Bush, As We May Think

For our second meeting of the New Media Seminar I’m participating in, we were assigned to read Vannevar Bush’s “As We May Think” and to blog about a meaningful nugget/passage.

Some things that stand out for me about the text is the ways in which Bush was concerned with several dimensions with regards to technological development, including its relationship with professional practice, widened access to information, as well as speed, size (“microphotography”!), cost, and ethical issues, of sorts. It also made me think about how both machines and human beings seem to have become increasingly multifunctional, most likely as result of that increased access to knowledge. I’m thinking about the strong DIY ethic visible on Pinterest and YouTube tutorials, for instance. I wonder what factors contributed to this direction in tech development.

Anyway, my nugget. I think there were several interesting points worth discussing, and I’m reminded of some other conversations that I may be able to incorporate. But, because I’m doing this at the very last minute, my response will be pretty brief, and will be mostly questions. I’ll start with the following, near the end of the text:

Presumably man’s spirit should be elevated if he can better review his shady past and analyze more completely and objectively his present problems. He has built a civilization so complex that he needs to mechanize his records more fully if he is to push his experiment to its logical conclusion and not merely become bogged down part way there by overtaxing his limited memory.

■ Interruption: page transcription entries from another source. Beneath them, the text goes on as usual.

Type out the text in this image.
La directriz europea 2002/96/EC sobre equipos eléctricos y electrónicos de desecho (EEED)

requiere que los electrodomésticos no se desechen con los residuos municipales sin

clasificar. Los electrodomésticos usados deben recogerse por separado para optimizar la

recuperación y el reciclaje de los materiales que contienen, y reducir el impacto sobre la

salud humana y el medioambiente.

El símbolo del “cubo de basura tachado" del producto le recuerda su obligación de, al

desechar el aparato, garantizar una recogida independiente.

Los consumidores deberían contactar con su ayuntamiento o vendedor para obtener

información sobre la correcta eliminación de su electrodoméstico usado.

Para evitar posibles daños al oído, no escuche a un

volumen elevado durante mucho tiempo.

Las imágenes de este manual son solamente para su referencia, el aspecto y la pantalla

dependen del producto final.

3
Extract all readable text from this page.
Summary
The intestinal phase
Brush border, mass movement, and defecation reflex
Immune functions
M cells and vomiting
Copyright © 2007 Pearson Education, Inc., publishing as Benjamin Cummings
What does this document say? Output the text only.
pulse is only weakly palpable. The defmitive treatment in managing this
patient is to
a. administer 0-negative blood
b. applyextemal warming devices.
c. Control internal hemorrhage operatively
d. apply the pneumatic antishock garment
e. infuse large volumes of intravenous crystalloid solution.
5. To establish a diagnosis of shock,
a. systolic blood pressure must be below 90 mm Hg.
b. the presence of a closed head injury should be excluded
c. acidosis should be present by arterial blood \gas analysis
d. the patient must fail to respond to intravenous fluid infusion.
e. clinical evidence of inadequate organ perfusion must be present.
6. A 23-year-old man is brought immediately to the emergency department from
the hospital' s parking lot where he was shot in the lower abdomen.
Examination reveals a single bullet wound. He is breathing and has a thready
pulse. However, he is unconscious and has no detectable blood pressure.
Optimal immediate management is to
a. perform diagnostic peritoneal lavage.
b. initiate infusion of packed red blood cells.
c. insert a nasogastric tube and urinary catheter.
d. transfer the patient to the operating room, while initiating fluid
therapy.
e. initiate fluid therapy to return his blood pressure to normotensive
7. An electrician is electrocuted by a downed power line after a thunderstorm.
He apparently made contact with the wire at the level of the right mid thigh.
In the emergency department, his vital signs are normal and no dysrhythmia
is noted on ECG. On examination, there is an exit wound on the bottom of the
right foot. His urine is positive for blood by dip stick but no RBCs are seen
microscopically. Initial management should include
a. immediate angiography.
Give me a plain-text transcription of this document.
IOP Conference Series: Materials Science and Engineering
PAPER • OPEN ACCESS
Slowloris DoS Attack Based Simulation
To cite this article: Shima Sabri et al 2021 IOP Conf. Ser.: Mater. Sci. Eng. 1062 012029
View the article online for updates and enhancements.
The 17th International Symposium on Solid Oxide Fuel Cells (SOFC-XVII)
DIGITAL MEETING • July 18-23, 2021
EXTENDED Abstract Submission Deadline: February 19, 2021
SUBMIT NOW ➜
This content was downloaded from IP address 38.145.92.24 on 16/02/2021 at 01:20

What immediately stands out to me is the clear rhetoric of progress, from “man’s” “shady past” toward “objectivity,” a “logical conclusion” wherein the goal seems to be “complete” and “objective” analysis of “his” problems. This theme regarding objective logic appears throughout the text, and stands out to me because of its cultured undertones. A second example:

Whenever logical processes of thought are employed–that is, whenever thought for a time runs along an accepted groove–there is an opportunity for the machine. Formal logic used to be a keen instrument in the hands of the teacher in his trying of students’ souls. It is readily possible to construct a machine which will manipulate premises in accordance with formal logic, simply by the clever use of relay circuits. Put a set of premises into such a device and turn the crank, and it will readily pass out conclusion after conclusion, all in accordance with logical law, and with no more slips than would be expected of a keyboard adding machine. (42)

Are there limitations to conceptualizing logic in this sort of way? That is, what complex realities become hidden when we abide by logics that consist of a limited set of reasonable outcomes?

These questions might be illustrated through a discussion surrounding this quote:

It is a far cry from the abacus to the modern keyboard accounting machine. (42)

While this statement may seem readily apparent in certain ways, is it worthwhile to talk about what logics, values, contexts, and goals this statement is contingent upon?

To turn toward a different–but related–direction,

As the scientist of the future moves about the laboratory or the field, every time he looks at something worthy of the record, he trips the shutter and in it goes, without even an audible click. Is this all fantastic? The only fantastic thing about it is the idea of making as many pictures as would result from its use. (39)

What repercussions, if any, exist with an almost obsessive attitude toward amassing knowledge? I’m imagining if it got to the point where we wanted to keep track of everything within our experience, everything throughout our day to day professional and personal lives, including our sleep patterns, which I suppose some people already do with Fitbits and such. What, if anything, is lost?